Vor in paar Tagen begann im Forum von MatPlus.net eine Diskussion über Elsässisches Circe. Diese Bedingung ist ziemlich genau ein Drittel Jahrhundert alt; sie wurde von Jean Zeller (er stammte aus dem Elsaß, daher auf Vorschlag von Michel Caillaud der Name der Bedingung) in 49 feenschach Januar-März 1980 (S.298-303) eingeführt.

Die Regel ist eigentlich ganz einfach, hat aber dann gelegentlich verblüffende Konsequenzen:

Nach jedem Circe-Zug muss die Stellung unter orthodoxen Gesichtspunkten legal bleiben. Auch muss das Diagramm selbst sowohl nach den Circe- als auch nach den orthodoxen Regeln legal sein.

Mit anderen Worten: Zur Diagrammstellung und nach jedem Zug muss es eine orthodoxe und eine circensische Beweispartie (die natürlich nicht eindeutig sein muss) geben, die zu dieser Stellung führt.

Das ist also eine Märchenbedingung, die für uns Retro-Freunde sehr interessant ist — und ich bin mir sicher, auf diesem Gebiet sind noch sehr viele interessante Sachen möglich!

Ein kleines und einfaches Beispiel aus dem oben zitierten Artikel möchte ich hier vorstellen:

Jean Zeller
feenschach 1980
Hilfsmatt in 3 Zügen, Elsässisches Circe (7+3)

Die Stellung ist orthodox legal (wLa6 ist ein Umwandlungsläufer), und es gibt auch keine Zweifel an der circensischen Legalität der Stellung. Wäre die sDh1 ein Turm, löste sich die Aufgabe auch ohne Circe in zwei Zügen (1.Th8 Ta1 2.Tb8 Lc8#), aber die schwarze Dame ist ein denkbar schlechter Block.

Aber irgendwie muss ja die neue Bedingung zum Tragen kommen — und dann finden wir ein Mattbild mit schwarzen Blocks auf a7 und b8 und Lb7#, wenn denn das Schlagen des Läufers aus irgendwelchen Gründen nicht möglich wäre. Das kann natürlich nur elsässisch begründet werden, und dann ergibt sich die Lösung

1.Dh2 f3 2.La7 Tf2! 3.Db8 Lb7#, denn nun entstünde nach einem Schlag des Läufers und dessen circensischer Wiedergeburt auf f1 eine illegale Stellung, da der wTf2 niemals orthodox in diesen Käfig hätte gelangen können — also Matt.

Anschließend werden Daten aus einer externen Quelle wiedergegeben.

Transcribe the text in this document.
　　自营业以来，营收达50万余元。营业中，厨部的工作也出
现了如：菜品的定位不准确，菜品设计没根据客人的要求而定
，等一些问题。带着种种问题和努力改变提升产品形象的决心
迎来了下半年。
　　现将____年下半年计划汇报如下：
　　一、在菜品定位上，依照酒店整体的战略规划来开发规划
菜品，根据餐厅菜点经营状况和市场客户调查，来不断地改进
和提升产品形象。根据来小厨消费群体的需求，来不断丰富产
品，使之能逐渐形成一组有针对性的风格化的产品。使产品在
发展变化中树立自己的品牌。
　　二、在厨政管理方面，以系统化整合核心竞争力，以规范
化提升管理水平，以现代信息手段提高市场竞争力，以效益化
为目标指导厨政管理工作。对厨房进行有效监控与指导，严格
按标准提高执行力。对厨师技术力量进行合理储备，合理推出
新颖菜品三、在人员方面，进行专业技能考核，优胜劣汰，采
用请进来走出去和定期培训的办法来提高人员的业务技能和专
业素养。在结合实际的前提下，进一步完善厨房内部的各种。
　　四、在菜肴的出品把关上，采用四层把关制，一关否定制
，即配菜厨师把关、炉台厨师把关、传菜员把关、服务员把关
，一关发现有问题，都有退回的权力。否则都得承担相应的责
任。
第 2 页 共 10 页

Übrigens lässt sich die elsässiche Bedingung auch mit anderen Bedingungen (z.B. Madrasi, Anticirce, etc.) verknüpfen, und da lassen sich bestimmt noch interessante Sachen entdecken!

Nachtrag 31.8.13:
Beim Blick in WinChloe fand ich die Nebenlösung 1.Lxf2 Ld3 2.La7 Tf7 3.Lb8 Le4# — ganz ohne Circe, von “elsässisch” ganz zu schweigen… Das lässt sich natürlich leicht reparieren, z.B. +wBf5 oder +sBe7.

Retro der Woche 35/2013

Nicht so ganz einfach zu lösen erscheint mir die heutige Beweispartie. Warum? Weil sie sehr gut offensichtliche Löse-Hinweise zu verbergen mag. Und so ganz kurz ist sie auch nicht, was vielleicht subjektiv die Hemmschwelle noch einmal erhöht.

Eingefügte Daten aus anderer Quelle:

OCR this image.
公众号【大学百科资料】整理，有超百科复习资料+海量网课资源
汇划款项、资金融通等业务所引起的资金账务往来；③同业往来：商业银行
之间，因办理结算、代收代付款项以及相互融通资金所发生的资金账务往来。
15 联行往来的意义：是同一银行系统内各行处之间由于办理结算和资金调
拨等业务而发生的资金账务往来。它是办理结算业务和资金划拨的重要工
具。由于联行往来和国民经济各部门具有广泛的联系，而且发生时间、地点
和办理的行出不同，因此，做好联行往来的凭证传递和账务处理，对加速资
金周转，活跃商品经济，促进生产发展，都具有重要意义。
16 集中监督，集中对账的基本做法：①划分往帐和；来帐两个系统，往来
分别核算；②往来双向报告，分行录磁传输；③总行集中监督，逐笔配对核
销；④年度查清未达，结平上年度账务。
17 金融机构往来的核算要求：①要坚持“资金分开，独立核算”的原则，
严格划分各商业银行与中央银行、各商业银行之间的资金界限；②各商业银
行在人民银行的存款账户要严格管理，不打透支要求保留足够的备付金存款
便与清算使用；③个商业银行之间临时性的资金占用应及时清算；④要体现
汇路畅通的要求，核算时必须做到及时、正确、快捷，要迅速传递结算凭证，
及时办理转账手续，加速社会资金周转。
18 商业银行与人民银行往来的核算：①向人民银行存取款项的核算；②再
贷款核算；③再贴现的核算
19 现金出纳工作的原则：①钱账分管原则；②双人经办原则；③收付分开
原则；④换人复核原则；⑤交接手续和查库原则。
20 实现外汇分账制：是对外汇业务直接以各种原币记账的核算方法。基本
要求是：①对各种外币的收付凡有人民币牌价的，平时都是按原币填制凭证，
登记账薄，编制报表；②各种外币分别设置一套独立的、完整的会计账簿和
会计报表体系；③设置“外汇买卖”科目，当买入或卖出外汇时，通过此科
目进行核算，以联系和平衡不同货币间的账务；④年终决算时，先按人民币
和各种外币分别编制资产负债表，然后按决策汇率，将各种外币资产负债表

Aber einen gründlichen Blick verdient diese Aufgabe des finnischen Komponisten Unto Heinonen, der sich nicht nur auf Retros beschränkt, sondern auch ein bekannter und erfolgreicher Märchenschach- und Hilfsmattkomponist ist.

Unto Heinonen
P0341 StrateGems 2012
Beweispartie in 28 Zügen (13+14)

 

Zählen wir die offensichtlichen Schlagfälle, nämlich solche, die eindeutig und sichtbar von Bauern durchgeführt worden sind, kommen wir auf zwei schwarze (dxe und gxh) und einen weißen (dxe3). Bei beiden Seiten bleibt also noch ein Schlag offen.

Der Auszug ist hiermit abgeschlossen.